Insist on strong customer support.
EHR customer support and service can range from dedicated support personnel to outsourced support departments, which often lead to unresolved technical problems and poor on-going training. “We see the account manager, who has the customer’s back, to be a very successful model,” Bermudez says. “A lot of vendors don’t have that. They have a support desk and you get a random person each and every time you call. Push your vendor. Ask them: ‘Is there someone willing to give me their name and phone number and I stick with that person to make sure I am successful as your customer?’”
Negotiate with the vendor.
Review your original vendor contract and determine what worked or didn’t work. When presented with a contract from a new vendor, know that all terms are negotiable. “The purchase agreements are written 100% sided toward the vendor,” Kosiorek says. “If you sign it, you are giving away a lot. Anything in the contract is negotiable.”

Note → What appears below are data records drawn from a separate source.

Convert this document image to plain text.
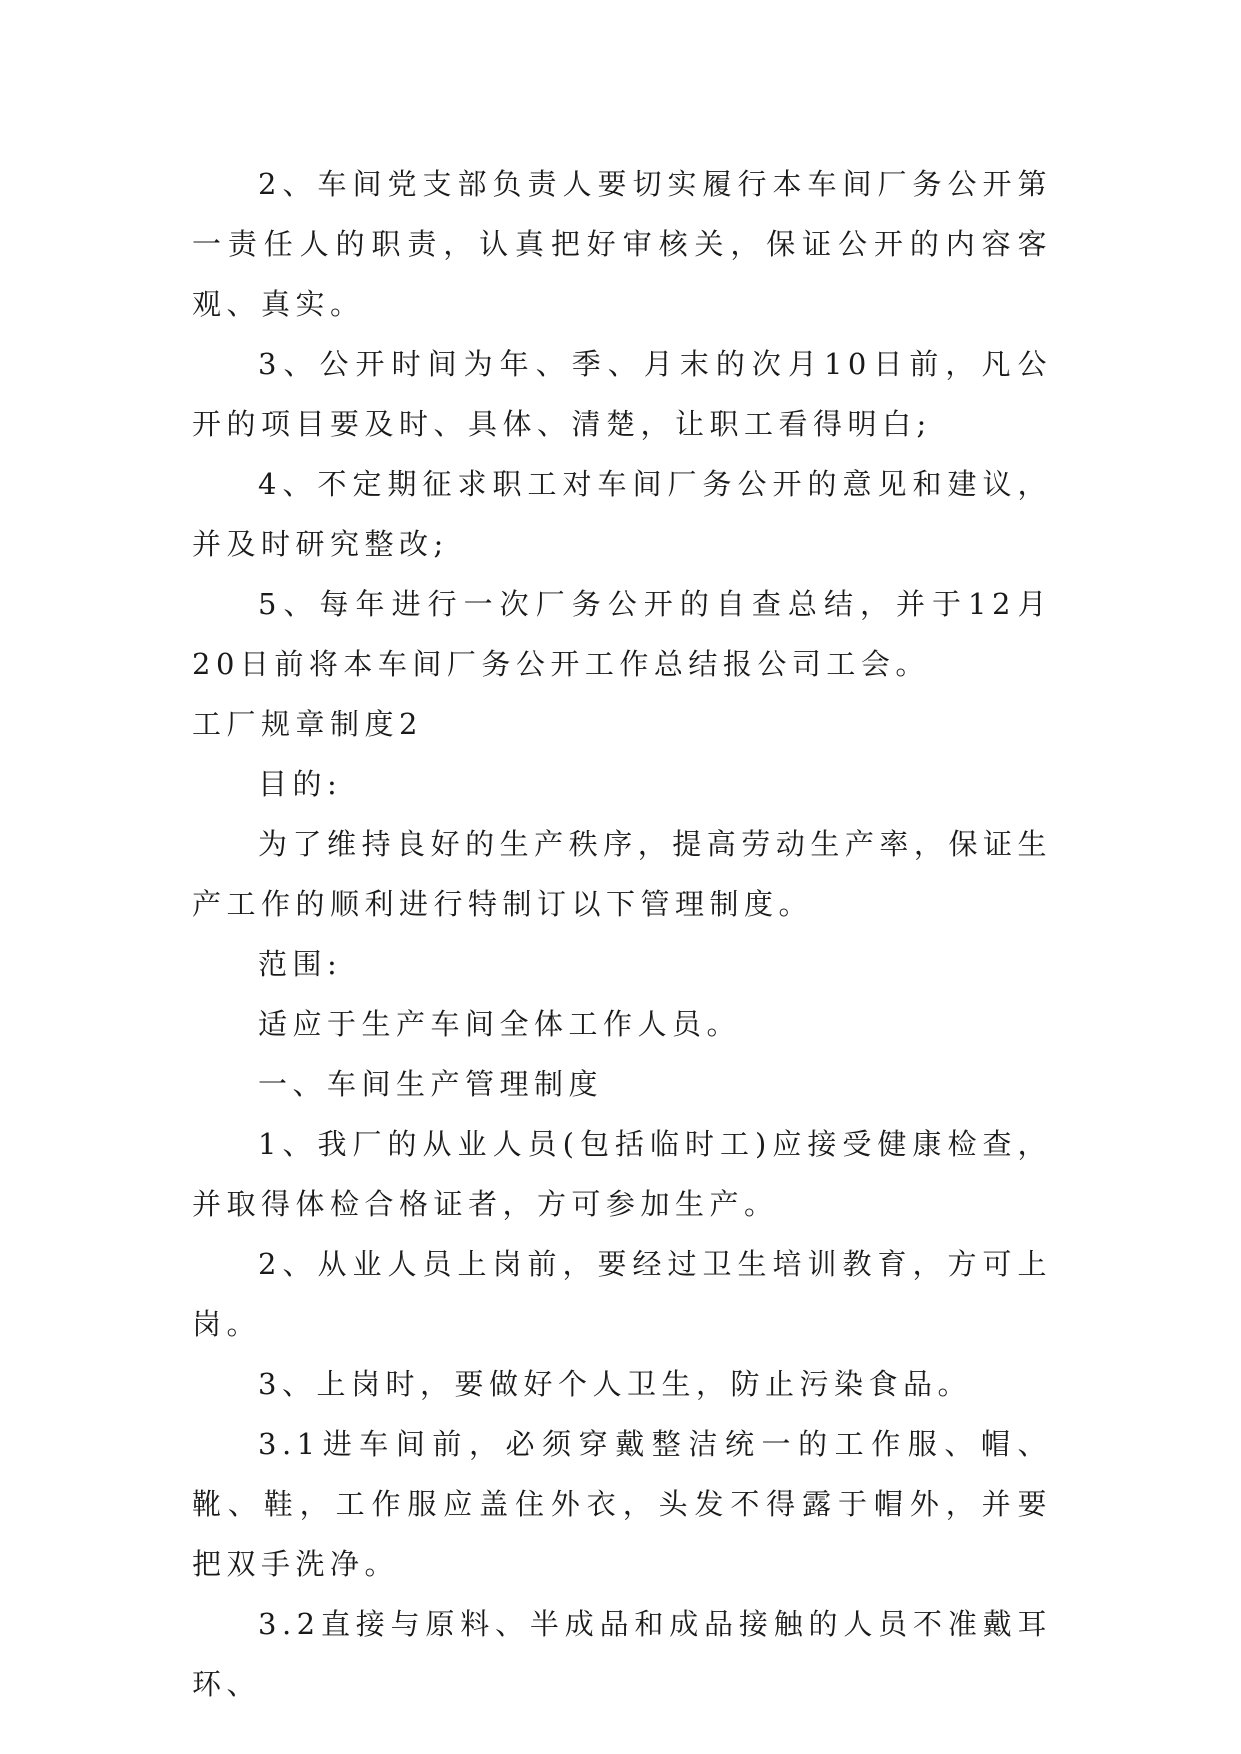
2、车间党支部负责人要切实履行本车间厂务公开第一责任人的职责，认真把好审核关，保证公开的内容客观、真实。

3、公开时间为年、季、月末的次月10日前，凡公开的项目要及时、具体、清楚，让职工看得明白;

4、不定期征求职工对车间厂务公开的意见和建议，并及时研究整改;

5、每年进行一次厂务公开的自查总结，并于12月20日前将本车间厂务公开工作总结报公司工会。

工厂规章制度2

目的:

为了维持良好的生产秩序，提高劳动生产率，保证生产工作的顺利进行特制订以下管理制度。

范围:

适应于生产车间全体工作人员。

一、车间生产管理制度

1、我厂的从业人员(包括临时工)应接受健康检查，并取得体检合格证者，方可参加生产。

2、从业人员上岗前，要经过卫生培训教育，方可上岗。

3、上岗时，要做好个人卫生，防止污染食品。

3.1进车间前，必须穿戴整洁统一的工作服、帽、靴、鞋，工作服应盖住外衣，头发不得露于帽外，并要把双手洗净。

3.2直接与原料、半成品和成品接触的人员不准戴耳环、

Understand your “escape clause.”
Similar to a prenuptial agreement, an escape clause outlines the terms of the dissolution of your marriage to your EHR vendor, so know the potential costs involved. “There should be a clear explanation of what the process is for conversion to another system,” Lucarelli says. “What happens to the data? How does it get converted? How much is it going to cost to get your data into a format that will go somewhere else?”
Reward your staff.
Switching EHRs typically adds to a staff’s workload, so reward them for their extra work. At the end of her practice’s “go live” day using their new EHR, Lucarelli personally thanked each staff member and told them they would be receiving a raise. “That little bit says I understand this is battle pay for going above and beyond,” she explains. “Appreciate your staff. It would be awful to have staff members jump ship because you are making a conversion. All of the sudden you’re training someone new at the same time you’re starting with a new product.”